MasW’s buffer tracks how many times each piece of data has been used in the DFG, and which keys have been produced by MFCs. Once the dependency of an MFC is satisfied—i.e., the required input keys are all available in the buffer— the MasW will send a request to the corresponding ModWs to run the MFC. If the MFC produces new keys, the resulting GPU tensors will be stored locally, and the ModWs will send metadata back to the MasW to update the buffer. After a piece of data has been used by all nodes in the DFG, it will be removed.

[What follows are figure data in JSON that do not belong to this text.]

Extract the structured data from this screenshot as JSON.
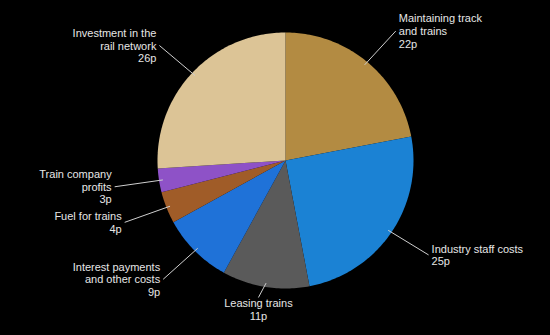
{
  "chart_data": {
    "type": "pie",
    "categories": [
      "Maintaining track and trains",
      "Industry staff costs",
      "Leasing trains",
      "Interest payments and other costs",
      "Fuel for trains",
      "Train company profits",
      "Investment in the rail network"
    ],
    "values": [
      22,
      25,
      11,
      9,
      4,
      3,
      26
    ],
    "value_labels": [
      "22p",
      "25p",
      "11p",
      "9p",
      "4p",
      "3p",
      "26p"
    ],
    "colors": [
      "#b38b42",
      "#1b82d4",
      "#5a5a5a",
      "#1f72d8",
      "#a05c28",
      "#8e52c7",
      "#dcc496"
    ],
    "data_labels": true
  }
}
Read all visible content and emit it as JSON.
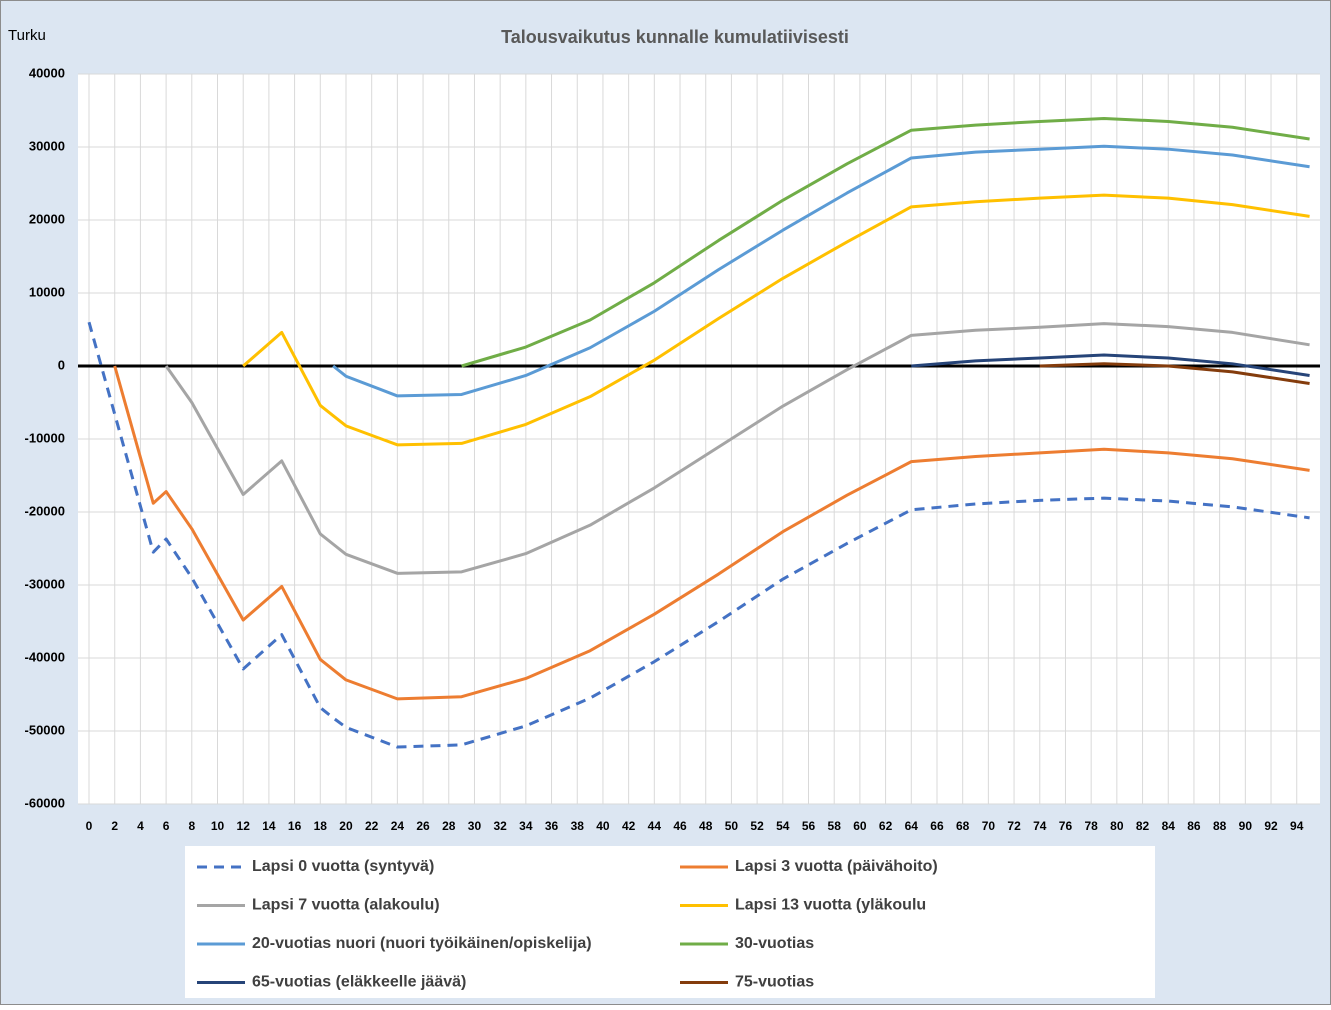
{
  "chart_data": {
    "type": "line",
    "title": "Talousvaikutus kunnalle kumulatiivisesti",
    "subtitle": "Turku",
    "x": [
      0,
      2,
      5,
      6,
      8,
      12,
      15,
      18,
      19,
      20,
      24,
      29,
      34,
      39,
      44,
      49,
      54,
      59,
      64,
      69,
      74,
      79,
      84,
      89,
      95
    ],
    "xlim": [
      -0.5,
      95.5
    ],
    "xticks": [
      0,
      2,
      4,
      6,
      8,
      10,
      12,
      14,
      16,
      18,
      20,
      22,
      24,
      26,
      28,
      30,
      32,
      34,
      36,
      38,
      40,
      42,
      44,
      46,
      48,
      50,
      52,
      54,
      56,
      58,
      60,
      62,
      64,
      66,
      68,
      70,
      72,
      74,
      76,
      78,
      80,
      82,
      84,
      86,
      88,
      90,
      92,
      94
    ],
    "ylim": [
      -60000,
      40000
    ],
    "yticks": [
      -60000,
      -50000,
      -40000,
      -30000,
      -20000,
      -10000,
      0,
      10000,
      20000,
      30000,
      40000
    ],
    "grid": true,
    "legend": "bottom",
    "series": [
      {
        "name": "Lapsi 0 vuotta (syntyvä)",
        "color": "#4472c4",
        "dash": "dashed",
        "values": [
          6000,
          -6600,
          -25500,
          -23700,
          -29000,
          -41500,
          -36800,
          -46800,
          -48200,
          -49500,
          -52200,
          -51900,
          -49300,
          -45500,
          -40500,
          -35000,
          -29200,
          -24300,
          -19700,
          -18900,
          -18400,
          -18100,
          -18500,
          -19300,
          -20800
        ]
      },
      {
        "name": "Lapsi 3 vuotta (päivähoito)",
        "color": "#ed7d31",
        "values": [
          null,
          0,
          -18800,
          -17200,
          -22300,
          -34800,
          -30200,
          -40200,
          -41600,
          -43000,
          -45600,
          -45300,
          -42800,
          -39000,
          -34000,
          -28500,
          -22700,
          -17700,
          -13100,
          -12400,
          -11900,
          -11400,
          -11900,
          -12700,
          -14300
        ]
      },
      {
        "name": "Lapsi 7 vuotta (alakoulu)",
        "color": "#a5a5a5",
        "values": [
          null,
          null,
          null,
          0,
          -5000,
          -17600,
          -13000,
          -23000,
          -24400,
          -25800,
          -28400,
          -28200,
          -25700,
          -21800,
          -16700,
          -11100,
          -5500,
          -500,
          4200,
          4900,
          5300,
          5800,
          5400,
          4600,
          2900
        ]
      },
      {
        "name": "Lapsi 13 vuotta (yläkoulu",
        "color": "#ffc000",
        "values": [
          null,
          null,
          null,
          null,
          null,
          0,
          4600,
          -5400,
          -6800,
          -8200,
          -10800,
          -10600,
          -8000,
          -4200,
          800,
          6500,
          12000,
          17000,
          21800,
          22500,
          23000,
          23400,
          23000,
          22100,
          20500
        ]
      },
      {
        "name": "20-vuotias nuori (nuori työikäinen/opiskelija)",
        "color": "#5b9bd5",
        "values": [
          null,
          null,
          null,
          null,
          null,
          null,
          null,
          null,
          0,
          -1400,
          -4100,
          -3900,
          -1300,
          2500,
          7500,
          13200,
          18600,
          23700,
          28500,
          29300,
          29700,
          30100,
          29700,
          28900,
          27300
        ]
      },
      {
        "name": "30-vuotias",
        "color": "#70ad47",
        "values": [
          null,
          null,
          null,
          null,
          null,
          null,
          null,
          null,
          null,
          null,
          null,
          0,
          2600,
          6300,
          11400,
          17200,
          22700,
          27700,
          32300,
          33000,
          33500,
          33900,
          33500,
          32700,
          31100
        ]
      },
      {
        "name": "65-vuotias (eläkkeelle jäävä)",
        "color": "#264478",
        "values": [
          null,
          null,
          null,
          null,
          null,
          null,
          null,
          null,
          null,
          null,
          null,
          null,
          null,
          null,
          null,
          null,
          null,
          null,
          0,
          700,
          1100,
          1500,
          1100,
          300,
          -1300
        ]
      },
      {
        "name": "75-vuotias",
        "color": "#843c0c",
        "values": [
          null,
          null,
          null,
          null,
          null,
          null,
          null,
          null,
          null,
          null,
          null,
          null,
          null,
          null,
          null,
          null,
          null,
          null,
          null,
          null,
          0,
          300,
          0,
          -800,
          -2400
        ]
      }
    ]
  }
}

If the buffer size is insufficient for subsequent operations, the MasW
will send data fetching requests to the ModWs for the next epoch. These
behaviors are implemented in the load_data_func
in MasW, the
prefetch_from_dataset
and model_poll_step
methods in ModW, and
realhf/system/buffer.py
.
Data is replicated across tensor and pipeline parallel dimensions and
sharded across the data parallel dimension. Since different MFCs may
have different device meshes and parallel strategies, we need to
transfer data from the owner (or producer) to the consumer before MFC
computation. This is implemented as hooks in requests. Since the
MasW maintains global information, it can append the source and
destination of the required data in the pre-hooks and send them to the
relevant ModWs. The ModW will then use this information to trigger
GPU-GPU data transfer, which is based on NCCL broadcast. This is
implemented in the __handle_one_rpc_hook
method in ModW.
Parameter Reallocation¶
ReaL automatically reallocates model parameters to peer GPUs or CPU memory to reduce GPU memory usage and the communication volume caused by parallelization. However, there is an implementation-specific detail to note: if a model is being trained, its parameter memory cannot be released after reallocation. This is because the PyTorch optimizer (e.g., Adam) keeps model parameters as dictionary keys, and GPU tensor handles remain active.
Due to this limitation, we must categorize models as either trainable or non-trainable. If any MFC involves training the model, the model is categorized as trainable. For example, in PPO, the actor and critic are trainable, while the reward and reference models are not.
For non-trainable models, we can safely reallocate their parameters to
CPU memory (i.e., offloading). The parameters will be asynchronously
transferred back (i.e., overlapping computation and communication) to
GPU memory during the next forward pass. When multiple inference
requests are made for the same role, each request will have its own copy
of the parameters and will be offloaded independently. Offloading is
implemented in the async_offload
method in ReaLModel
, which is
called in the __handle_one_rpc_hook
method in ModW.
For trainable models, if there is also an inference or generate MFC
called upon this role (e.g., Actor and Critic in PPO), we can adopt
different parallel strategies for different MFCs and dynamically
reallocate parameters to reduce communication overhead. The training MFC
holds its own parameters in GPU memory, while non-training MFCs only
hold empty placeholders. When a non-training MFC is requested, the MasW
will append a pre-hook to the request containing all the information for
reallocating the parameters, and a post-hook to revert this operation.
The reallocation is implemented in the __handle_one_rpc_hook
method
in ModW. Note that since the trainable parameters cannot be released,
the reverse reallocation essentially drops the parameters used for
inference or generation.
Note
The above limitation of PyTorch is not an intrinsic problem. We could re-implement the optimizer and use parameter names as keys. However, this would require modifying Megatron and DeepSpeed correspondingly, which is not a trivial task.